The library processes data through the following stages:

  1. Dynamic Model Generation (Optional): In this mode, the SQLModelCodeGenerator uses an LLM to generate SQLModel class definitions from a high-level task description and example documents. This is ideal when the data schema is not known in advance.

  2. Documents Ingestion: The WorkflowOrchestrator accepts one or more text documents as the primary input for extraction.

  3. Schema Introspection: The library inspects the provided SQLModel classes (either predefined or dynamically generated) to create a detailed JSON schema. This schema is crucial for instructing the LLM on the desired output format.

  4. Example Generation (Optional): To improve the accuracy of the LLM, the ExampleJSONGenerator can create few-shot examples from the schema. These examples are included in the prompt to give the LLM a clear template to follow.

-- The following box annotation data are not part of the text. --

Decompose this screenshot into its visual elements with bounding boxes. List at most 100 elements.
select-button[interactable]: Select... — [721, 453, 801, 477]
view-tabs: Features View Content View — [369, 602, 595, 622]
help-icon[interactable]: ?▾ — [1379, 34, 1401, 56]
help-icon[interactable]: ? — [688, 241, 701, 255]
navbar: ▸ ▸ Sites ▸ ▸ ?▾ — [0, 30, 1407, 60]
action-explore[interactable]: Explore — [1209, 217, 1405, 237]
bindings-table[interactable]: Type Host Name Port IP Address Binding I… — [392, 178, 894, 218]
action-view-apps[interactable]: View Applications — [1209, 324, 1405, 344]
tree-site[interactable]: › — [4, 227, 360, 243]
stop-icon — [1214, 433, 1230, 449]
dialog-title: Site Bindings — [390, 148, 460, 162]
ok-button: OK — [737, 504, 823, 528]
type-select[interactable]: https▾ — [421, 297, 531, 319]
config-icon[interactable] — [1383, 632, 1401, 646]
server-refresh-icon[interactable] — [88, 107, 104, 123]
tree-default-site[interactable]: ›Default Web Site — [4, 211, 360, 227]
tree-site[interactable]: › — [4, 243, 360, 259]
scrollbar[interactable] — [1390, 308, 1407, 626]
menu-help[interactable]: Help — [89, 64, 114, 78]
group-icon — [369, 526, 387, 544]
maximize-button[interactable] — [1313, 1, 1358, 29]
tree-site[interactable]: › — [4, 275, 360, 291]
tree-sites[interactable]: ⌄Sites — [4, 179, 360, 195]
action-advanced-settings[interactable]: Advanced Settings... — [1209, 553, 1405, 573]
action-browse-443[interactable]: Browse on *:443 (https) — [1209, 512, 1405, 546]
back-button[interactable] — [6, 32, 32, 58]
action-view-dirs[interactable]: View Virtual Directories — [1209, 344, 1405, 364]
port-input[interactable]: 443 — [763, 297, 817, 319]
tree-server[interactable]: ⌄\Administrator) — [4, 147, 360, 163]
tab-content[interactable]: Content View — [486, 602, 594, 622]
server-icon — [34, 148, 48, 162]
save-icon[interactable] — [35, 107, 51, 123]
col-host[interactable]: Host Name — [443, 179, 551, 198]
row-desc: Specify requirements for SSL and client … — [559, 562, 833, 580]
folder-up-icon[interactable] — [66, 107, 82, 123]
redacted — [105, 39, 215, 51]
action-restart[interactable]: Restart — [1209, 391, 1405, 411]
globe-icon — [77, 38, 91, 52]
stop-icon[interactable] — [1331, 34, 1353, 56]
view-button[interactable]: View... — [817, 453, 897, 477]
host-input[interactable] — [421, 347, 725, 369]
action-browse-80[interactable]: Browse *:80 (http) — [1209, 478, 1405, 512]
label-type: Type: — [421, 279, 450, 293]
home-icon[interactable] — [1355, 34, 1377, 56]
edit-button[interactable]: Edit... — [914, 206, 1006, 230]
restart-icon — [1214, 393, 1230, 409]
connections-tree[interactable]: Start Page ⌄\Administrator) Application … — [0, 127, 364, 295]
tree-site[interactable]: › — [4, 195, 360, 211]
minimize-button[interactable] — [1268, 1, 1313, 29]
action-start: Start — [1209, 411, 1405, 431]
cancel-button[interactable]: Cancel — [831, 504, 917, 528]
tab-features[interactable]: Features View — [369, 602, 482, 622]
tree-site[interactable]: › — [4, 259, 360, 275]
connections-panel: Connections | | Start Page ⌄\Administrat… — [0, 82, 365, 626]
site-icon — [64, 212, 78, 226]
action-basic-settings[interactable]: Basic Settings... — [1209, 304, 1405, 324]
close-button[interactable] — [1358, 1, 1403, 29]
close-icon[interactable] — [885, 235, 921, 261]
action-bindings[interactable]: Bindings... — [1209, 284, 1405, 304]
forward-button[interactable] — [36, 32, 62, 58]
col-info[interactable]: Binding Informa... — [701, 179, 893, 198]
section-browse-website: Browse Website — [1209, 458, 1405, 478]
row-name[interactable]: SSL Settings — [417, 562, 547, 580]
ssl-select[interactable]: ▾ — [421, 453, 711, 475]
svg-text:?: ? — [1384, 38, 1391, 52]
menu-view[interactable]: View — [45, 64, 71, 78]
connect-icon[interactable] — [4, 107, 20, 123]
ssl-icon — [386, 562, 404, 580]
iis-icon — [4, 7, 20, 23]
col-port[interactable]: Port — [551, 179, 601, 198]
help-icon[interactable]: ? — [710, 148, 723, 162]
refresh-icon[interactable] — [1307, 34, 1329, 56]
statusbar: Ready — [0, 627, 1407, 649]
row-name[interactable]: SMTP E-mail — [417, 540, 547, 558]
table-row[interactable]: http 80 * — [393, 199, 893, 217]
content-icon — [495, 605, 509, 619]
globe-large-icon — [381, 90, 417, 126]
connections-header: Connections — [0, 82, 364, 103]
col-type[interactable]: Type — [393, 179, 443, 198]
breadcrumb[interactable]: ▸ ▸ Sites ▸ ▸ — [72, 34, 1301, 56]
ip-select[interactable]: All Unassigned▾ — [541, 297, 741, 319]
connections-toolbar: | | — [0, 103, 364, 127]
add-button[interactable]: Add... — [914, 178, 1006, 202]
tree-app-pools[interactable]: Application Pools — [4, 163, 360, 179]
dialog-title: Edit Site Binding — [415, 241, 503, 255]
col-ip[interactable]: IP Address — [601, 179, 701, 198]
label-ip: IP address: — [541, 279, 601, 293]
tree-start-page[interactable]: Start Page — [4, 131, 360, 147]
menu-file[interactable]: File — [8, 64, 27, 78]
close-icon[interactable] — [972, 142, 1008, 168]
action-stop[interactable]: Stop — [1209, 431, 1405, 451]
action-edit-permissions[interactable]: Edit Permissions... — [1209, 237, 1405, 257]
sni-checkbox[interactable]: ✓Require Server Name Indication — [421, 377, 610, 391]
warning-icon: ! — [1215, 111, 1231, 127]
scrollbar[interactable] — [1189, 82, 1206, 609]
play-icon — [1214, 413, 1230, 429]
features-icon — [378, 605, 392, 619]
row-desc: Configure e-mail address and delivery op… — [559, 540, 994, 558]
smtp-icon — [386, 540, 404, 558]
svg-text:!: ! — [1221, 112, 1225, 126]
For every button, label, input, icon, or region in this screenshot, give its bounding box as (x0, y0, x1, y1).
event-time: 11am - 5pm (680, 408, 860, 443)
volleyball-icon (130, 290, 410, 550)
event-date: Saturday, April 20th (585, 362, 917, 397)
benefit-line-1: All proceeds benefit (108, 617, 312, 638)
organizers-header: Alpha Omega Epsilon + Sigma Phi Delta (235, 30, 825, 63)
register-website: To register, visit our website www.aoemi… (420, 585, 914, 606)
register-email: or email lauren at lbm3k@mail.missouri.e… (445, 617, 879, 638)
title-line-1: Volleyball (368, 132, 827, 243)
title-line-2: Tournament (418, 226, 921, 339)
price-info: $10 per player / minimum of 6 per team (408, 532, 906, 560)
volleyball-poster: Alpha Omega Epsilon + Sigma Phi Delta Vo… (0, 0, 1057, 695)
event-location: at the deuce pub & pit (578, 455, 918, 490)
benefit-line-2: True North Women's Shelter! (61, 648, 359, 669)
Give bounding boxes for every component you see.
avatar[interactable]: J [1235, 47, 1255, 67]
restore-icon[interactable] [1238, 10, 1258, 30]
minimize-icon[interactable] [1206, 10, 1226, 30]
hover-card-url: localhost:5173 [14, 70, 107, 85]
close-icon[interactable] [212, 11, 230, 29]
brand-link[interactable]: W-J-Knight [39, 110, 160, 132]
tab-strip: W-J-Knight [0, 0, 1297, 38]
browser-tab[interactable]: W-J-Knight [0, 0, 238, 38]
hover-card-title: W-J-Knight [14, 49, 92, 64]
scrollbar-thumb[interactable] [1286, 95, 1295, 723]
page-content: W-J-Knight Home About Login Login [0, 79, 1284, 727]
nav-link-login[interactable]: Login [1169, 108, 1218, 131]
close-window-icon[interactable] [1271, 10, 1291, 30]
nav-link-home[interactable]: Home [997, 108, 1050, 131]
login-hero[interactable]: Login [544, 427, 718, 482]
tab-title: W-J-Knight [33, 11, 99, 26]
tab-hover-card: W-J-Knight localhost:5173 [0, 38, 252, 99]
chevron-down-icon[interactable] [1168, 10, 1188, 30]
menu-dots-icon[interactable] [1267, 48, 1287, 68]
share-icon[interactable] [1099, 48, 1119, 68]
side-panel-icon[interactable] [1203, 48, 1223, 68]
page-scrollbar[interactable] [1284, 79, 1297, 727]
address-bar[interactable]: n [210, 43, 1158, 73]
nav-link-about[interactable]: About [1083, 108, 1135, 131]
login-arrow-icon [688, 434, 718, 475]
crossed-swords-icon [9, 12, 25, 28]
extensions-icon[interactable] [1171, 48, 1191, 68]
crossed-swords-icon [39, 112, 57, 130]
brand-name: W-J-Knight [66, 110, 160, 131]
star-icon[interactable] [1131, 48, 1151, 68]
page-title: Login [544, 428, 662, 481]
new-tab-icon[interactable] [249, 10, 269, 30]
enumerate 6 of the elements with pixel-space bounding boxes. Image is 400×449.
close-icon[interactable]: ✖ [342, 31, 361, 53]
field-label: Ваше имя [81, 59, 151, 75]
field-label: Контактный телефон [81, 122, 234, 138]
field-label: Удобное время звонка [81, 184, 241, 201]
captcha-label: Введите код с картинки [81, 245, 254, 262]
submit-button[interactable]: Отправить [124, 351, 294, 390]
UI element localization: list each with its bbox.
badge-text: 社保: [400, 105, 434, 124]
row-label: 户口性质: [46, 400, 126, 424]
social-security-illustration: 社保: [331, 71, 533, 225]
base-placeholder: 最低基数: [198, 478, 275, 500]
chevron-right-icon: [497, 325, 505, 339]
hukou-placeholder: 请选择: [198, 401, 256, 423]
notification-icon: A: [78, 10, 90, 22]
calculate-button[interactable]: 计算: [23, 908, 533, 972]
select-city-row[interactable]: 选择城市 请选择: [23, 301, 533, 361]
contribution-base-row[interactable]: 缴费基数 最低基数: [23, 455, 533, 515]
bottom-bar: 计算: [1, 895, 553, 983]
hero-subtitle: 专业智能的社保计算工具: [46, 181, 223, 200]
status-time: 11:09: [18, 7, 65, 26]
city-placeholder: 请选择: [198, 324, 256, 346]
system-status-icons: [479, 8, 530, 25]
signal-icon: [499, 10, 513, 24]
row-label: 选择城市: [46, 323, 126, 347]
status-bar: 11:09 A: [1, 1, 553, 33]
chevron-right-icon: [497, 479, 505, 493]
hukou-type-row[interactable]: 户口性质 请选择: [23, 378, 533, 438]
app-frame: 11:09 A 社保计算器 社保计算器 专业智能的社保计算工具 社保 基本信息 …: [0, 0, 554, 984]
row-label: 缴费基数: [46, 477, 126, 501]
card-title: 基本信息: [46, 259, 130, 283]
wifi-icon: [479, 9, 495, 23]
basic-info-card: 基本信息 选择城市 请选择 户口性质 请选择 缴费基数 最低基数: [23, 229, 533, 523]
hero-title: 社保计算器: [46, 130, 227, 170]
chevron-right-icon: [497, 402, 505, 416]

  5. Prompt Generation: The PromptBuilder combines the JSON schema, the input documents, and any few-shot examples into a comprehensive system prompt and a user prompt.

  6. LLM Interaction & Revisioning: The configured LLMClient sends the prompts to the LLM to produce multiple, independent JSON structures (revisions). This step is fundamental to the consensus mechanism.

  7. JSON Validation & Consensus: Each JSON revision from the LLM is validated against the schema. The JSONConsensus class then takes all valid revisions and applies a consensus algorithm to resolve discrepancies, producing a single, unified JSON object.

  8. SQLAlchemy Object Hydration: The SQLAlchemyHydrator transforms the final consensus JSON into a graph of SQLModel instances, correctly linking related objects.

  9. Database Persistence (Optional): The hydrated SQLModel objects can be saved to a relational database via a standard SQLAlchemy session.